The University of Colorado’s answer doesn’t name for a complete redesign of the soccer helmet. “There’s a wonderful SpongeBob SquarePants episode where he puts a giant foam helmet that’s like three feet in diameter on his head,” Yakacki laughed. “I’m like, ‘well, that would solve the problem.” However, he acknowledged that this probably wouldn’t meet with notably good suggestions exterior of its apparent security benefit.

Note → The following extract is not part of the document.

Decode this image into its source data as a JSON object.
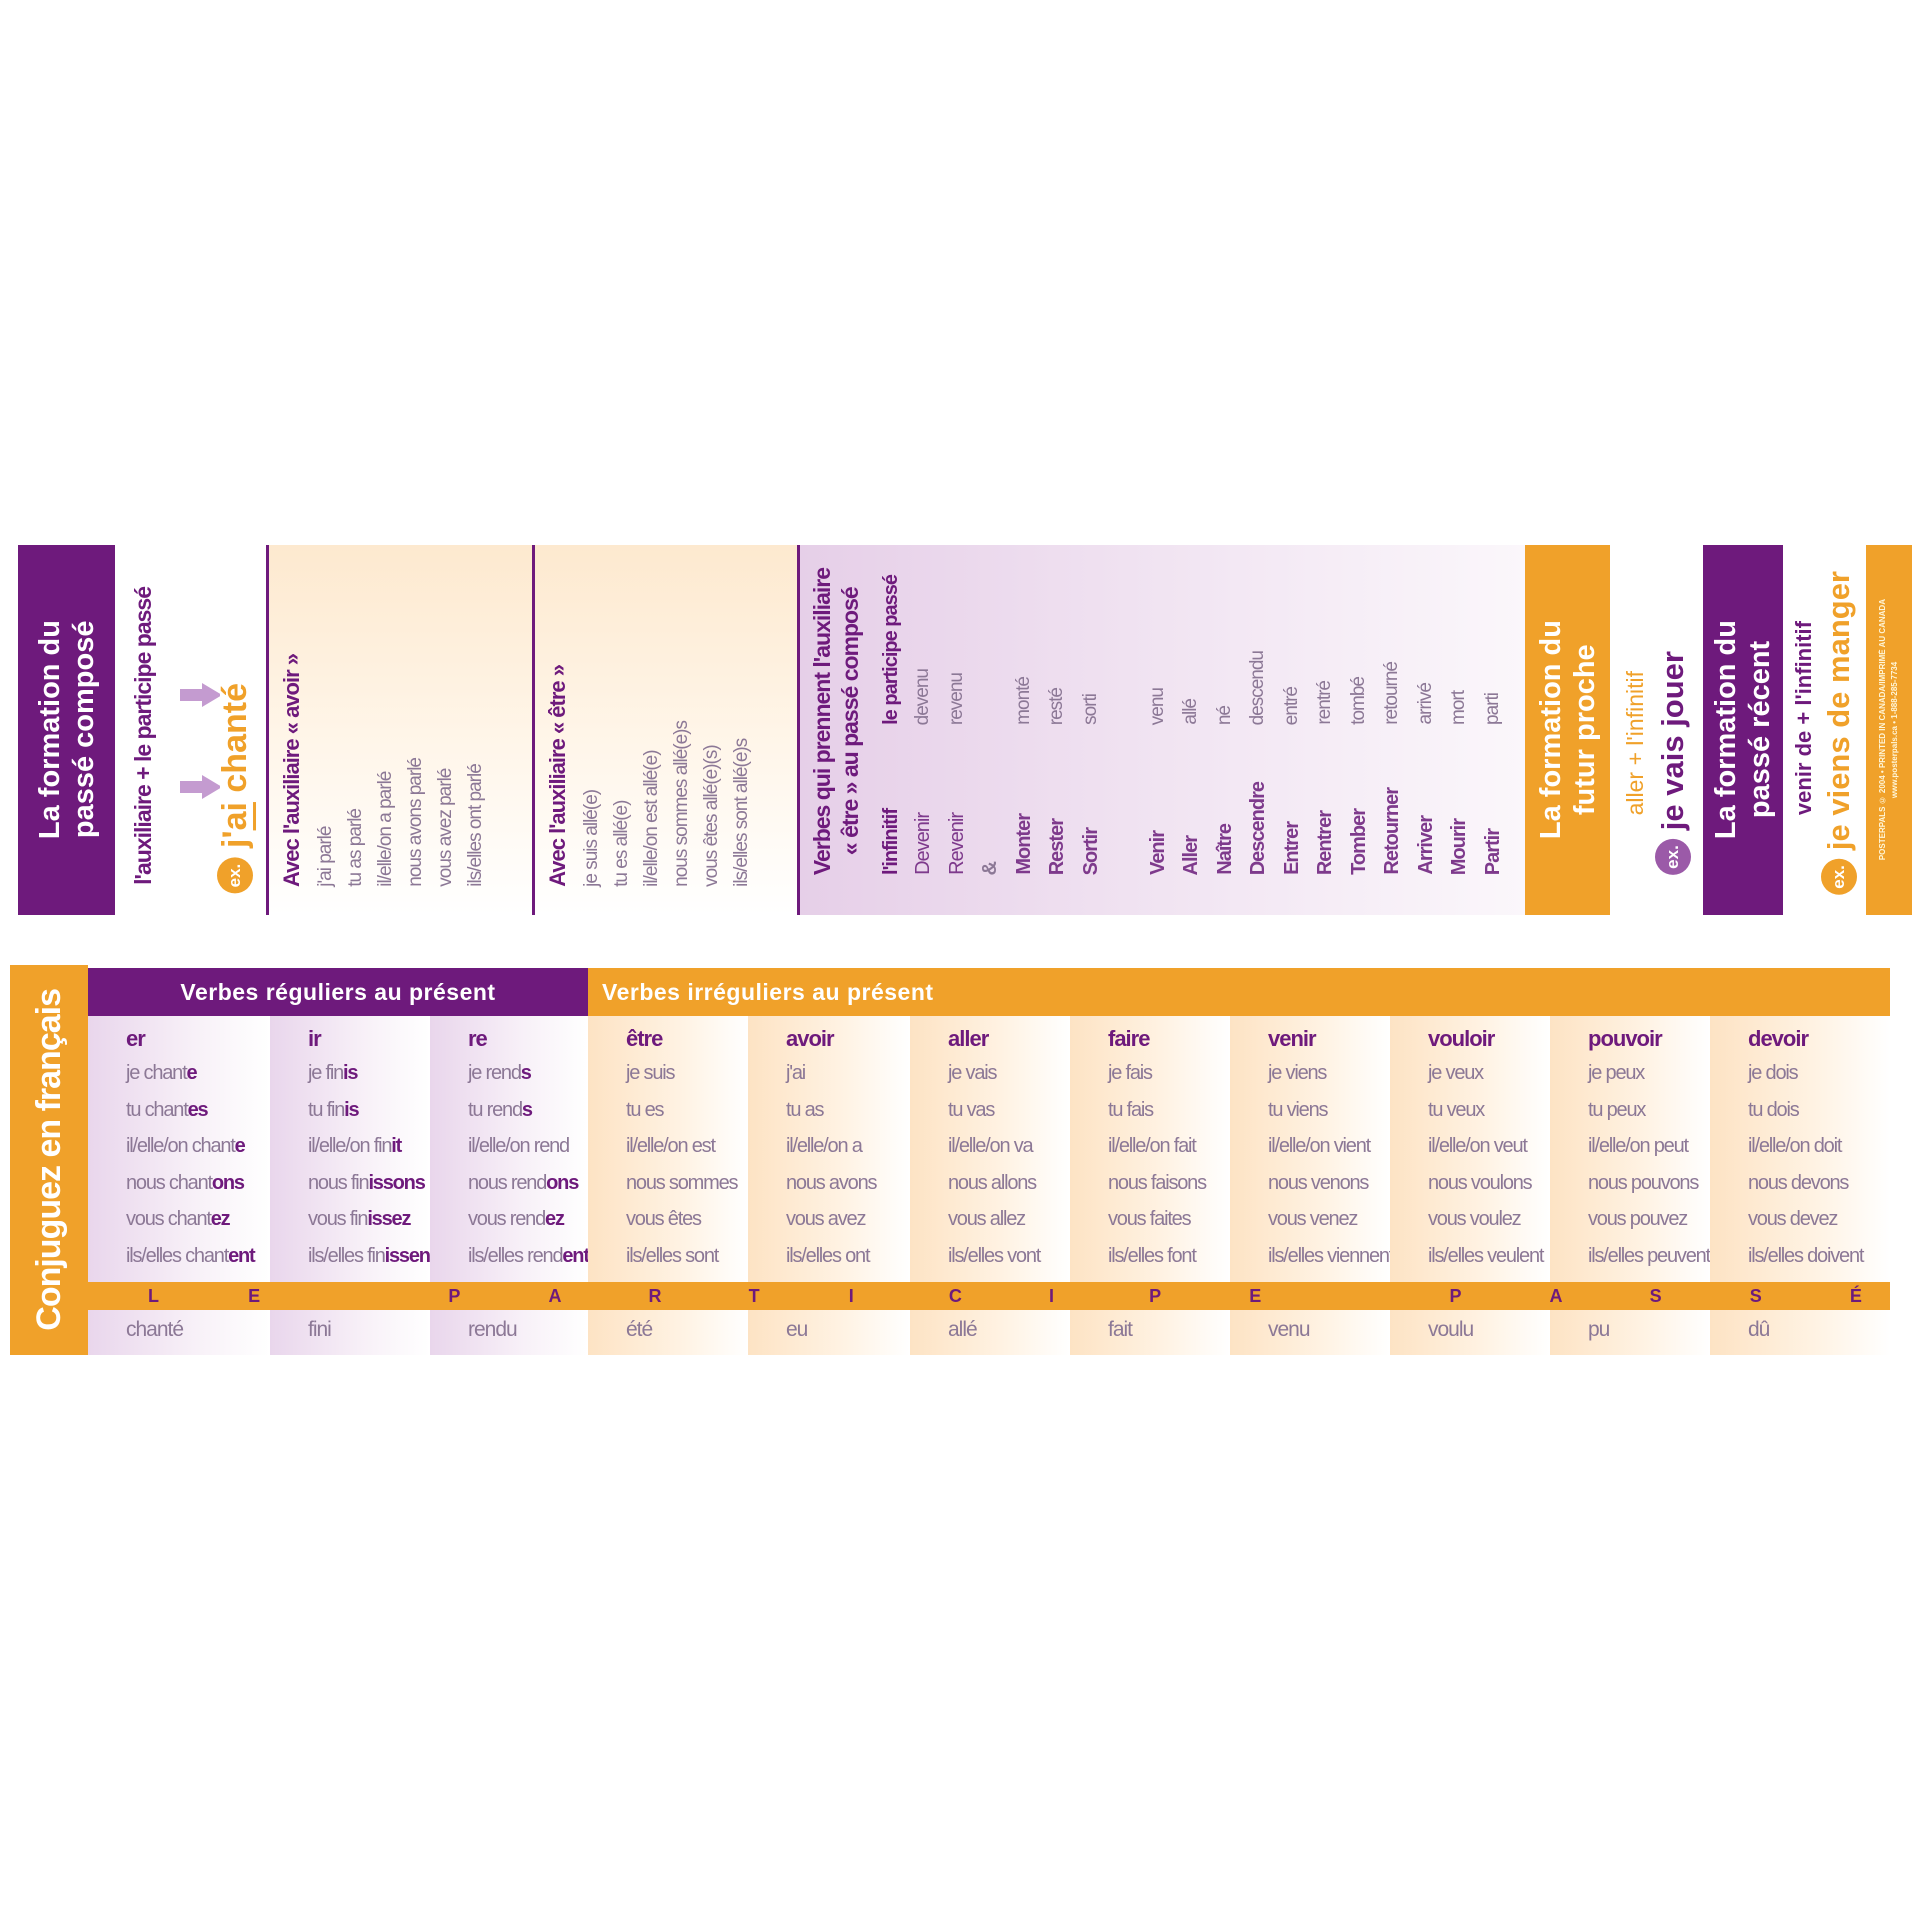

Instead, like a brand new smartphone that appears just like final yr’s mannequin, however packs a bunch of thrilling new tech below the hood, many of the innovation within the staff’s new helmet goes to occur on the within: particularly with the fabric lining the helmet.

Nature-inspired designs

Nature has already proven us probably the most evolutionarily sound shock absorbers within the type of muscle groups that broaden and contract to soak up the power of impression, similar to when an individual lands from a leap or goes for a run, their toes pounding towards the pavement. But, till now, we’ve been unable to copy this construction with the supplies accessible to us. Additive manufacturing, a.ok.a. 3D printing, and an modern materials known as liquid crystal elastomers modifications that. Muscular biomimicry is now doable.

helmet engineering

An extended-term topic of investigation by Yakacki and colleagues, liquid crystal elastomers are a rubberized model of the liquid crystal supplies present in LCD TVs and laptop screens. They reply to mild or warmth in a dynamic means just like the way in which that muscle groups work. By utilizing a 3D printer to print this materials in a biomimetic sample that appears just like muscle fibers below a microscope, Yakacki believes it will likely be doable to create the most secure, most shock absorbing-est, helmet but.

“When you see some of these designs, it’ll become immediately apparent that you could never do this with injection molding,” he mentioned. “It’s such an intricate spider web of struts that it could never be machined that way. No mold could be machined that way. It would be literally impossible. Machinists would just laugh you out of the building. Some of our designs just have hundreds of struts, these little interconnected beams. It’s just impossible [without 3D printing].”

The staff has but to publish precise figures about their progress, however Yakacki is optimistic. “I can’t give away too many numbers right now [from our lab],” he mentioned. “But I will say that we’re highly confident that we can hit those improvements on impact.”

Coming to a soccer recreation (and wherever else a helmet is required) close to you, very quickly.